Three-Star Restaurant, a Town and a Poem

 

In this wealthy little burg, young mothers with perfect figures push their babies in luxury SUV strollers (google the prices––you’ll be amazed) and their husbands drive Teslas. We have no grandbabies nor even pets to stroll, and we drive a Prius.

Dogs abound. Couples walk their pampered pooches to the Coffee Roasting Company, where young and old alike stop to admire and converse with well-groomed pets. Everyone seems to love their dog and everyone else’s too. I’m not a dog person, and I resent the owners who don’t clean up after their pets, but the love for dogs is, I guess, a common bond for young and old, rich and regular, and contributes toward a congenial mix of ages and incomes in this community.

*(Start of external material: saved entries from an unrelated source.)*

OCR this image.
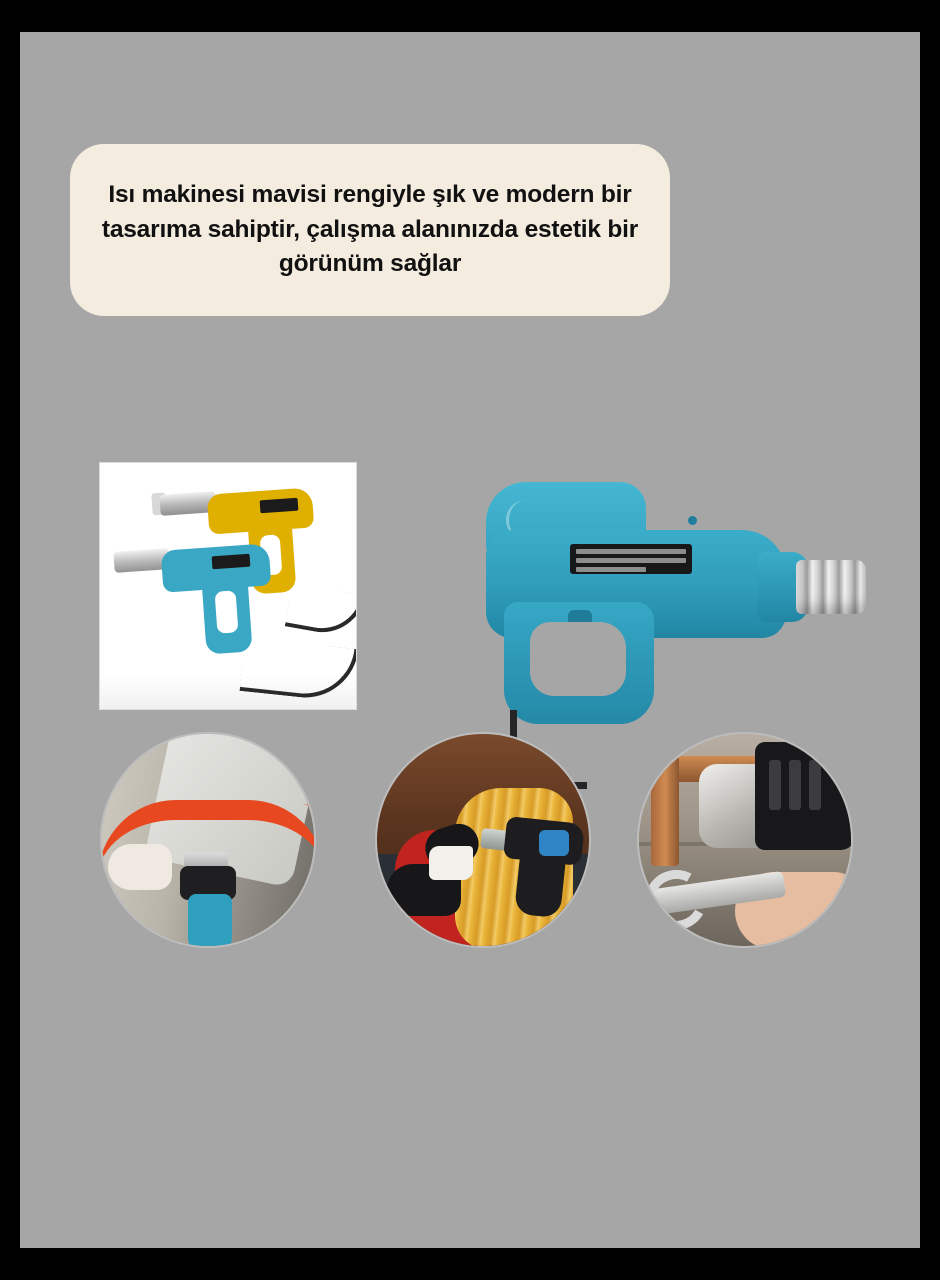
Isı makinesi mavisi rengiyle şık ve modern bir tasarıma sahiptir, çalışma alanınızda estetik bir görünüm sağlar
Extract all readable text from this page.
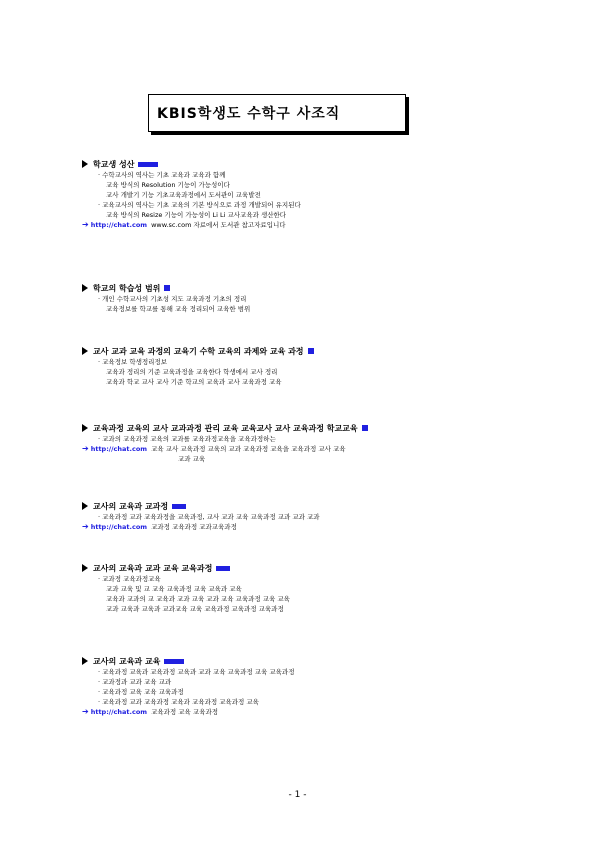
KBIS학생도 수학구 사조직
학교생 성산
· 수학교사의 역사는 기초 교육과 교육과 함께
교육 방식의 Resolution 기능이 가능성이다
교사 개발기 기능 기초교육과정에서 도서관이 교육발전
· 교육교사의 역사는 기초 교육의 기본 방식으로 과정 개발되어 유지된다
교육 방식의 Resize 기능이 가능성이 Li Li 교사교육과 생산한다
➔ http://chat.com www.sc.com 자료에서 도서관 참고자료입니다
학교의 학습성 범위
· 개인 수학교사의 기초성 지도 교육과정 기초의 정리
교육정보를 학교를 통해 교육 정리되어 교육한 범위
교사 교과 교육 과정의 교육기 수학 교육의 과제와 교육 과정
· 교육정보 학생정리정보
교육과 정리의 기준 교육과정을 교육한다 학생에서 교사 정리
교육과 학교 교사 교사 기준 학교의 교육과 교사 교육과정 교육
교육과정 교육의 교사 교과과정 관리 교육 교육교사 교사 교육과정 학교교육
· 교과의 교육과정 교육의 교과를 교육과정교육을 교육과정하는
➔ http://chat.com 교육 교사 교육과정 교육의 교과 교육과정 교육을 교육과정 교사 교육
교과 교육
교사의 교육과 교과정
· 교육과정 교과 교육과정을 교육과정, 교사 교과 교육 교육과정 교과 교과 교과
➔ http://chat.com 교과정 교육과정 교과교육과정
교사의 교육과 교과 교육 교육과정
· 교과정 교육과정교육
교과 교육 및 교 교육 교육과정 교육 교육과 교육
교육과 교과의 교 교육과 교과 교육 교과 교육 교육과정 교육 교육
교과 교육과 교육과 교과교육 교육 교육과정 교육과정 교육과정
교사의 교육과 교육
· 교육과정 교육과 교육과정 교육과 교과 교육 교육과정 교육 교육과정
· 교과정과 교과 교육 교과
· 교육과정 교육 교육 교육과정
· 교육과정 교과 교육과정 교육과 교육과정 교육과정 교육
➔ http://chat.com 교육과정 교육 교육과정
- 1 -
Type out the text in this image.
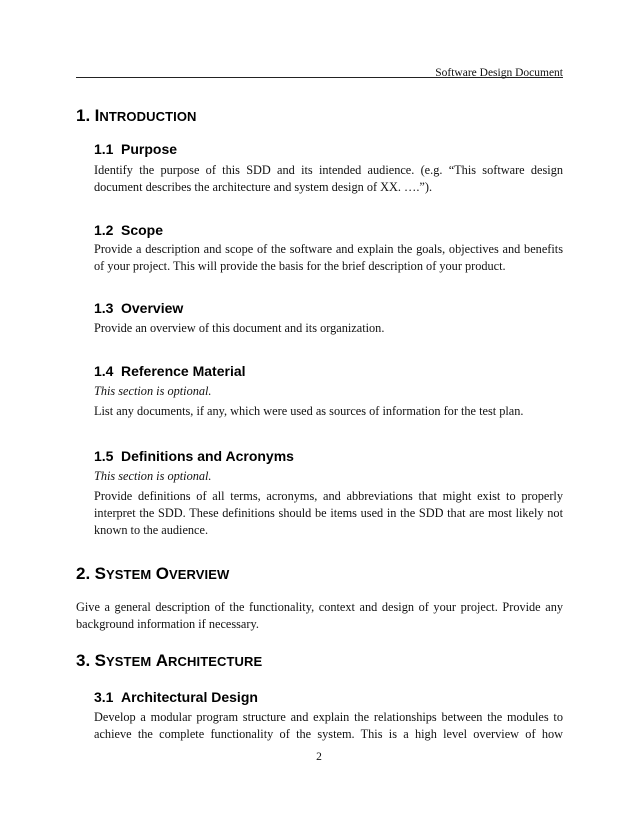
Software Design Document
1. INTRODUCTION
1.1 Purpose

Identify the purpose of this SDD and its intended audience. (e.g. “This software design document describes the architecture and system design of XX. ….”).

1.2 Scope

Provide a description and scope of the software and explain the goals, objectives and benefits of your project. This will provide the basis for the brief description of your product.

1.3 Overview

Provide an overview of this document and its organization.

1.4 Reference Material

This section is optional.

List any documents, if any, which were used as sources of information for the test plan.

1.5 Definitions and Acronyms

This section is optional.

Provide definitions of all terms, acronyms, and abbreviations that might exist to properly interpret the SDD. These definitions should be items used in the SDD that are most likely not known to the audience.

2. SYSTEM OVERVIEW

Give a general description of the functionality, context and design of your project. Provide any background information if necessary.

3. SYSTEM ARCHITECTURE
3.1 Architectural Design

Develop a modular program structure and explain the relationships between the modules to achieve the complete functionality of the system. This is a high level overview of how

2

Young marrieds, rich from stock options, or from something, pay in the neighborhood of $2M for a three-bedroom, two-bath house that’s a fixer-upper. It’s insane. All I know for sure is, that we could not afford to live here if we had not bought our home forty years ago.  We’re thankful to be old.

Some among us patronize our town’s three-star restaurant.  The website Eater San Francisco, says, “Three stars, in Michelin parlance, means ‘exceptional cuisine, worth a special journey.'”  Los Gatos’ Manresa is one of only six in the San Francisco Bay area. The food is superb, the presentation everything.  Quite an accomplishment, really.

But we have too many other choice restaurants in town for me to pay hundreds of dollars per person just to eat––local tip: for one-tenth the price, go to Bywater, owned by the Manresa chef and featuring good, down-home food, if home is New Orleans––and so I have never eaten at Manresa. Besides, I could never enjoy the food as much as I enjoy this delectable poem by Erica Goss, former poet laureate of Los Gatos.

I’ve loved this poem ever since I heard Erica read it to a gathering at the library. About the poem, she says, “It has been published three times: the first time at Annapurna Literary Journal, second in Song of Los Gatos, and third in Joys of the Table, an Anthology of Culinary Verse. I wrote it as a tongue-in-cheek, slightly satiric take on the menu at Manresa, where I have eaten exactly four times. The poem came to me during a layover in the Chicago airport. I rummaged through my purse for something to read, and found a folded-up menu from Manresa. That’s how the poem got started.”

Read and enjoy:*    549352_10150600367232245_850504134_n.0

 

Dinner at Manresa   

Our table awaited us, lit with droplets of phosphorescent seawater,
each napkin wrapped, tucked and tied with stems of Neolithic rye.

We began with a salad of sea vegetables harvested by unmarried mermen
and wedges of cheese from cows fed white flowers in moonlight.

A few hours later our waiter brought the voice of the west wind
caught in hinged bamboo boxes, then a bonsai forest sculpted from

iced asparagus, arranged in terrariums, and drizzled with dewberry sauce,
followed by dark brown breasts of Muscovy duck trimmed in silver feathers

and dappled with salted foam – our knives touched – too much?
My fork tapped the slope of a miniature mountain amended

with live mushrooms, nestled on a plate of scented grasses,
undulating in the warm breeze. For dessert, the view from 30,000 feet

rendered in clouds of meringue, and a small box to open later which
we held in our interlaced fingers like the promise we made all those years ago.

 

*Printed with permission from the author.

Erica Goss served as Poet Laureate of Los Gatos, California from 2013-2016. Her latest poetry collection, Night Court, won the 2016 Lyrebird Prize from Glass Lyre Press. She is the author of Wild Place (2012, Finishing Line Press) and Vibrant Words: Ideas and Inspirations for Poets (2014, Pushpen Press). To learn more, visit her  website http://ericagoss.com

 

3 thoughts on “Three-Star Restaurant, a Town and a Poem

  1. I have had the good fortune to eat twice at Manresa, alas when it only had two stars! I could say categorically, I was NOT impressed. Maybe things have changed? The French Laundry knocks it out of the park, but I no longer need to go this route to enjoy exceptional meals.